The Shanghai Stock Exchange said it was “basically ready” to let foreign issuers sell stocks, paving the way for companies from HSBC Holdings PLC to Coca-Cola Co to list in the world’s second-biggest equity market.
Trading should start “as soon as possible when the time is ripe,” Xu Ming (徐明), executive vice president in charge of the international stocks board, said in an interview at the exchange on Friday.
While there’s no timetable, the exchange has finished work on technological and regulatory requirements, Xu said.
The trading of foreign equities will mark the biggest change for China’s stock market in more than five years and add impetus to Shanghai’s drive to become a global financial center by 2020. It will broaden options for the nation’s 85 million individual investors who are restricted from buying shares abroad by China’s capital controls, with HSBC, Coca-Cola and NYSE Euronext among companies expressing interest in selling stock in Shanghai.
“The internationalization of the securities market will benefit the whole nation and overseas companies are highly motivated,” Xu said.
China is seeking to revive investor interest in an equities market that has slumped the past two years as the government raised interest rates and imposed curbs on property transactions to tame inflation and prevent asset bubbles.
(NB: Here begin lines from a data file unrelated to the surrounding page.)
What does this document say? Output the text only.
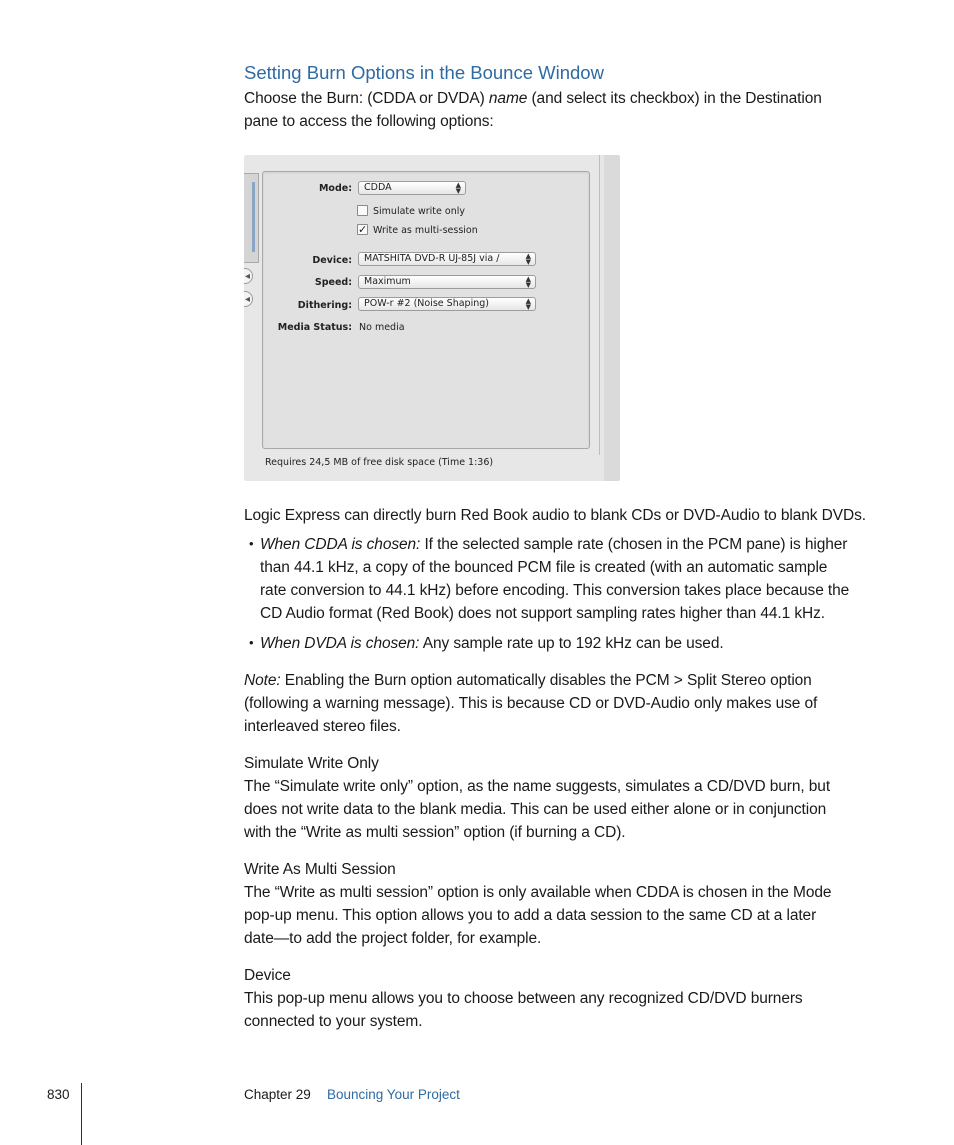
Setting Burn Options in the Bounce Window
Choose the Burn: (CDDA or DVDA) name (and select its checkbox) in the Destination
pane to access the following options:
◂
◂
Mode:	CDDA	▲
▼
Simulate write only
✓ Write as multi-session
Device:	MATSHITA DVD-R UJ-85J via /	▲
▼
Speed:	Maximum	▲
▼
Dithering:	POW-r #2 (Noise Shaping)	▲
▼
Media Status: No media
Requires 24,5 MB of free disk space (Time 1:36)
Logic Express can directly burn Red Book audio to blank CDs or DVD-Audio to blank DVDs.
• When CDDA is chosen: If the selected sample rate (chosen in the PCM pane) is higher
than 44.1 kHz, a copy of the bounced PCM file is created (with an automatic sample
rate conversion to 44.1 kHz) before encoding. This conversion takes place because the
CD Audio format (Red Book) does not support sampling rates higher than 44.1 kHz.
• When DVDA is chosen: Any sample rate up to 192 kHz can be used.
Note: Enabling the Burn option automatically disables the PCM > Split Stereo option
(following a warning message). This is because CD or DVD-Audio only makes use of
interleaved stereo files.
Simulate Write Only
The “Simulate write only” option, as the name suggests, simulates a CD/DVD burn, but
does not write data to the blank media. This can be used either alone or in conjunction
with the “Write as multi session” option (if burning a CD).
Write As Multi Session
The “Write as multi session” option is only available when CDDA is chosen in the Mode
pop-up menu. This option allows you to add a data session to the same CD at a later
date—to add the project folder, for example.
Device
This pop-up menu allows you to choose between any recognized CD/DVD burners
connected to your system.
830	Chapter 29 Bouncing Your Project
Overseas companies are barred from selling stock in China, though they are allowed to do so in Hong Kong.
Coca-Cola, the world’s largest soft-drink maker, plans to invest US$4 billion in China over three years from next year and announced in June that it was in talks to list in Shanghai. NYSE Euronext’s chief operating officer said in June last year it was “very interested” in selling shares.
HSBC chief executive officer Stuart Gulliver said in May it was his “desire” that Europe’s biggest bank be the first foreign financial institution to be listed on the Shanghai exchange. Paul Harris, a London-based spokesman for HSBC, said the company’s position is unchanged.
“They are all big companies and most of them are from the Fortune 500,” Xu said. “Many of the companies are already listed and some have multi-listings such as HSBC.”
He said the exchange is looking for companies that already have operations in China, an earnings history and strong corporate governance. Companies seeking to list on the international board should have a market value of more than 30 billion yuan (US$4.7 billion) and combined three-year net income of more than 3 billion yuan, the 21st Century Business Herald reported in April, citing a draft plan.
“We favor companies of good quality, that are stable and are of fairly large scale,” Xu said. “We need to consider the protection of small investors and see if the operations of the companies carry risks.”
Xu said the Shanghai bourse has set no priority on which foreign companies can list first, refuting media reports that so-called red-chips, or overseas--incorporated Chinese businesses listed in Hong Kong, would be first.
“We have no plan for the first batch of companies to be listed or how many there will be in the first batch,” Xu said.